The figures released by Middle East Monitor in February 2021
revealed that 96 children have been born so far using this method
Instead of photographing the military occupation, the guerrilla actions, the injured and the destroyed houses, Faccilongo chose to tell the story of the impact war has on the lives of ordinary people and the difficulties faced daily by the families of political prisoners.
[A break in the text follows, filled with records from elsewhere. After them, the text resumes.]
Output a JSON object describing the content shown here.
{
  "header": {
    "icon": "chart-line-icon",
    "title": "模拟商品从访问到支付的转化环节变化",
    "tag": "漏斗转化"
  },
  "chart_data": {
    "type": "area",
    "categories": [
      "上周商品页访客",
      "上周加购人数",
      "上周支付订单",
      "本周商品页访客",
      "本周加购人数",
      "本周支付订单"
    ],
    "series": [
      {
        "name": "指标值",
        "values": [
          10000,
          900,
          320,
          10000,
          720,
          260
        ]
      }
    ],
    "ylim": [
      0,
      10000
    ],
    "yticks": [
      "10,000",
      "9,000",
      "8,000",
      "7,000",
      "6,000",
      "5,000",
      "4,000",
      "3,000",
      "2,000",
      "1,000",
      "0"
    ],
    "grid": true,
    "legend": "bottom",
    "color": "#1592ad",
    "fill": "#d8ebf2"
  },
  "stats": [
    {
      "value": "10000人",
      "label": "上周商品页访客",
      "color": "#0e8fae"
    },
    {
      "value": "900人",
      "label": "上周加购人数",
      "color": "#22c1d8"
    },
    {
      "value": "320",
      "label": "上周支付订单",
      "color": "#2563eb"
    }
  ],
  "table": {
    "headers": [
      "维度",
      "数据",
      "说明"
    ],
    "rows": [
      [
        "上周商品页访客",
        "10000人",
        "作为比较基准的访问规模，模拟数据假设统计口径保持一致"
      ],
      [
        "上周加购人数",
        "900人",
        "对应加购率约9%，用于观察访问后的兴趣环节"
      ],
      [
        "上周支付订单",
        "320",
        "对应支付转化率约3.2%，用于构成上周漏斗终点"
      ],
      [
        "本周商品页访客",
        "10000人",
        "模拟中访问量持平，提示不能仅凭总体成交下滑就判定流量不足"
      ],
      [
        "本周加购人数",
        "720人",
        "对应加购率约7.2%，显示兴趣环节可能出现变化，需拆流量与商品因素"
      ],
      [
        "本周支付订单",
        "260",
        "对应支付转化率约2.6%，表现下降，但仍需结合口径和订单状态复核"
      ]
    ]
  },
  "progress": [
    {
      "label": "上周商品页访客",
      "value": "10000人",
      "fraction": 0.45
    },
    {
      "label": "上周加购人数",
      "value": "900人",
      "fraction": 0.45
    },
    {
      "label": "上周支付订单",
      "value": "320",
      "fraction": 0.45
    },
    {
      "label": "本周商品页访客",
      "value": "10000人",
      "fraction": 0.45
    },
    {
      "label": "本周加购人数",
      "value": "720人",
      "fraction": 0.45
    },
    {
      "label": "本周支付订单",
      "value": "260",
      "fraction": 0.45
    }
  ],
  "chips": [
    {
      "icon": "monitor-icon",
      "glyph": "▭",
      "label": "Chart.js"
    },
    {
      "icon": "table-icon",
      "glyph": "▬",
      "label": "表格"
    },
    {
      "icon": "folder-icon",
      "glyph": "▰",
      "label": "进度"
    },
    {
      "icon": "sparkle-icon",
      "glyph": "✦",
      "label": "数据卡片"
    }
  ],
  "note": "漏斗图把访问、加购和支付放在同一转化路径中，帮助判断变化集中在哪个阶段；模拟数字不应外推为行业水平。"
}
Every day, the determination of the wives left alone reaffirms the power of love against abuse and violence: for some, this is the only possible form of resistance.
With a delicate, intimate and respectful gaze, the author captures the complex combination of presence and absence, hope and desperate waiting in empty bedrooms, in youth photos, in letters from prison, in the faces of children who grew up without a father and their mothers who are strong, courageous and deeply lonely women(1).
In order to counter the spread of the phenomenon, in 2013, the Israeli government imposed a drastic reduction in visits, punishing prisoners with even more extreme methods of imprisonment. Abdul Karim, who has been serving a 25-year sentence since 2001, had to pay around $1,500 for the in-vitro conception of baby Majd with his wife Lydia Rimawi, and was unable to receive visitors for two months.
Over time, the bans have loosened, but the relatives of the detainees often face long and difficult journeys to reach them in prison: little 9-year-old Majd leaves with his mother at 5 a.m. from Beit Rima, near Ramallah, takes three buses and crosses a checkpoint to be able to hug his father for only a few minutes.
“At the award ceremony, the families I photographed were connected online, because it was their award,” Faccilongo said in an interview. “We talk every day, the children send me photos of their first day of school, as if I were their uncle from Rome. It baffles me when some colleagues tell me they don’t know what happened to the people they have photographed. I’m not saying it’s better to do as I do, but it seems impossible to me to do otherwise.”
Dating back to 2008, his first trip to Palestine was to bring medicine and humanitarian aid to Gaza, which was under embargo. “I was already a photographer during the second intifada and decided to document those clashes, but I returned home with a great burden for what I had seen and witnessed with my own eyes,” he recalls in a video interview. “I couldn't not continue documenting that territory, but I wanted to tell something different from the war. I thought it was very important to talk about the daily difficulties these people face in order to restore their dignity. So, I started to follow the stories of the prisoners' families.”
(1) The photographer also devoted another project called “(Single) women”, to mothers, spouses and sisters of Palestinian political prisoners locked up in Israel who live alone, struggling to support their families, “both economically and emotionally”.